How is colour blindness diagnosed?

Ishihara Colour Tests

Eye Care Professionals use a variety of tests to diagnose colour blindness. These tests can quickly diagnose specific types of colour blindness.

The Ishihara Colour Test is the most common test for red-green colour blindness. The test consists of a series of coloured circles, called Ishihara plates, each of which contains a collection of dots in different colours and sizes. Within the circle are dots that form a shape clearly visible to those with normal colour vision, but invisible or difficult to see for those with red-green colour blindness. There are several other tests to diagnose colour vision defects.

Are there treatments for colour blindness?

There is no cure for colour blindness. However, people with red-green colour blindness may be able to use a special set of lenses to help them perceive colours more accurately. These lenses can only be used outdoors under bright lighting conditions. Visual aids have also been developed to help people cope with colour blindness. There are iPhone and iPad apps, for example, that help people with colour blindness discriminate among colours. Some of these apps allow users to snap a photo and tap it anywhere on the image to see the colour of that area. More sophisticated apps allow users to find out both colour and shades of colour. These kinds of apps can be helpful in selecting ripe fruits such as bananas, or finding complementary colours when picking out clothing.

How does colour blindness affect daily life?

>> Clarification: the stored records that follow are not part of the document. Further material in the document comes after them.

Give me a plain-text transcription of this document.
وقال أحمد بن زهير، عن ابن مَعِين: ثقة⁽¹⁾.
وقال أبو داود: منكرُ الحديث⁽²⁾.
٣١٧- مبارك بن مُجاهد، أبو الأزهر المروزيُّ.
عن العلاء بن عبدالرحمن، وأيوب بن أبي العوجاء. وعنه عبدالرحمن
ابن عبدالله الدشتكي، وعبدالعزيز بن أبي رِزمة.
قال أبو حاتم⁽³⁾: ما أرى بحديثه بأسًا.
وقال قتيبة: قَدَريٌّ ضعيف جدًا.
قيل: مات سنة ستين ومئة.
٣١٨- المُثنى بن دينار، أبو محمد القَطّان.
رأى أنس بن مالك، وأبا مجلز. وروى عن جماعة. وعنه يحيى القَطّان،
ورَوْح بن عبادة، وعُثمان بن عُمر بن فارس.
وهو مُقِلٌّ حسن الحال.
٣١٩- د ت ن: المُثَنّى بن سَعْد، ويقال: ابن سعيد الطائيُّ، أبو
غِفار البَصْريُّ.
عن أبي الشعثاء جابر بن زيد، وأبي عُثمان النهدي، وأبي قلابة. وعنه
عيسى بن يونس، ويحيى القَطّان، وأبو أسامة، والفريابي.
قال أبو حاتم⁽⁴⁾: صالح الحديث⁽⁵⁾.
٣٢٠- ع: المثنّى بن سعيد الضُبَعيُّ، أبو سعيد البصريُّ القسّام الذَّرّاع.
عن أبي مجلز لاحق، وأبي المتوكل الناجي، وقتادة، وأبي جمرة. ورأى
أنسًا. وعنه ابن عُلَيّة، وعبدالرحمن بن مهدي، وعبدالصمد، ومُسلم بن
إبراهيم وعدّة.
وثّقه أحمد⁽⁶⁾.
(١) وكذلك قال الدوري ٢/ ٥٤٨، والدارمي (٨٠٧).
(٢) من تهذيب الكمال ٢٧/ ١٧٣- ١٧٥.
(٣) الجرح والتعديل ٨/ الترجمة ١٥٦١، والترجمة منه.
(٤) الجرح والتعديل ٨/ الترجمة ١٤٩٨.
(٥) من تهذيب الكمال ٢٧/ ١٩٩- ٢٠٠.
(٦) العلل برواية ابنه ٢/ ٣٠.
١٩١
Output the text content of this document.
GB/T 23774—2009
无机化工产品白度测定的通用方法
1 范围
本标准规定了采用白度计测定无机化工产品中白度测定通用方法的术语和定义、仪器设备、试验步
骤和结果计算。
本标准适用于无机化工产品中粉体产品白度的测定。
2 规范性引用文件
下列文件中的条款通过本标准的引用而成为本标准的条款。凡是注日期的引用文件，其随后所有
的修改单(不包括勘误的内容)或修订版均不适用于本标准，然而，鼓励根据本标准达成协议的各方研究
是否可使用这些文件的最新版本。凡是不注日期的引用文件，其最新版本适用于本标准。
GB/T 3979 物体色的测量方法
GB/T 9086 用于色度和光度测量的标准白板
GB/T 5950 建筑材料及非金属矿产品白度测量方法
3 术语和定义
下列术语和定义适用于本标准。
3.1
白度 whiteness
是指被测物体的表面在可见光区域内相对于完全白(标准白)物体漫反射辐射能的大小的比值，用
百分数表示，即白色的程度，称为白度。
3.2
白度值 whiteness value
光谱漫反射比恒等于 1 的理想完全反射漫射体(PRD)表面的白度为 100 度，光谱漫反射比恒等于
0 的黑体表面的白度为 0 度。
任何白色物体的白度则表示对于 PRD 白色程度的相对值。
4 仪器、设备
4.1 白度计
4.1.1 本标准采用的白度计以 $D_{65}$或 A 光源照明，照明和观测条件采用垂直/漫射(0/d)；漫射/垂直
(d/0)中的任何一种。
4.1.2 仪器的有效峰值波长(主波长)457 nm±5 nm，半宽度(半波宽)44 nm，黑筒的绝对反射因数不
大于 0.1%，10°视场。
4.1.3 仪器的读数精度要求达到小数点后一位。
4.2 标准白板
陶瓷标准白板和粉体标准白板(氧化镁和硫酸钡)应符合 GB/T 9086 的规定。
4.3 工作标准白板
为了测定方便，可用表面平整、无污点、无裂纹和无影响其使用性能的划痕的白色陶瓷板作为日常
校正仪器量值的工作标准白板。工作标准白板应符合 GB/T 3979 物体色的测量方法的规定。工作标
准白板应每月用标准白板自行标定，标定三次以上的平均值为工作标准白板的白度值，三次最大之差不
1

Colour blindness can make it difficult to read colour-coded information such as bar graphs and pie charts. This can be particularly troubling for children who aren’t yet diagnosed with colour blindness, since educational materials are often colour-coded. Children with red-green colour blindness may also have difficulty reading a green chalkboard when yellow chalk is used. Art classes, which require selecting appropriate colours of paint or crayons, may be challenging.

Colour blindness can go undetected for some time since children will often try to hide their disorder. It’s important to have children tested, particularly boys, if there is a family history of colour blindness. Many school systems offer vision screening tests that include colour blindness testing. Once a child is diagnosed, he or she can learn to ask for help with tasks that require colour recognition.
Simple everyday tasks like cooking meat to the desired colour or selecting ripe produce can be a challenge for adults. Children might find food without bright colour as less appetising. Traffic lights pose challenges, since they have to be read by the position of the light. Since most lights are vertical, with green on bottom and red on top, if a light is positioned horizontally, a colour blind person has to do a quick mental rotation to read it. Reading maps or buying clothes that match colours can also be difficult. However, these are relatively minor inconveniences and most people with colour blindness learn to adapt. Lastly, it is important to be aware of a colour defect before launching into studies for a particular career such as electrical engineering. It would be unfortunate to discover at a late stage that another career path would have been more apropriate.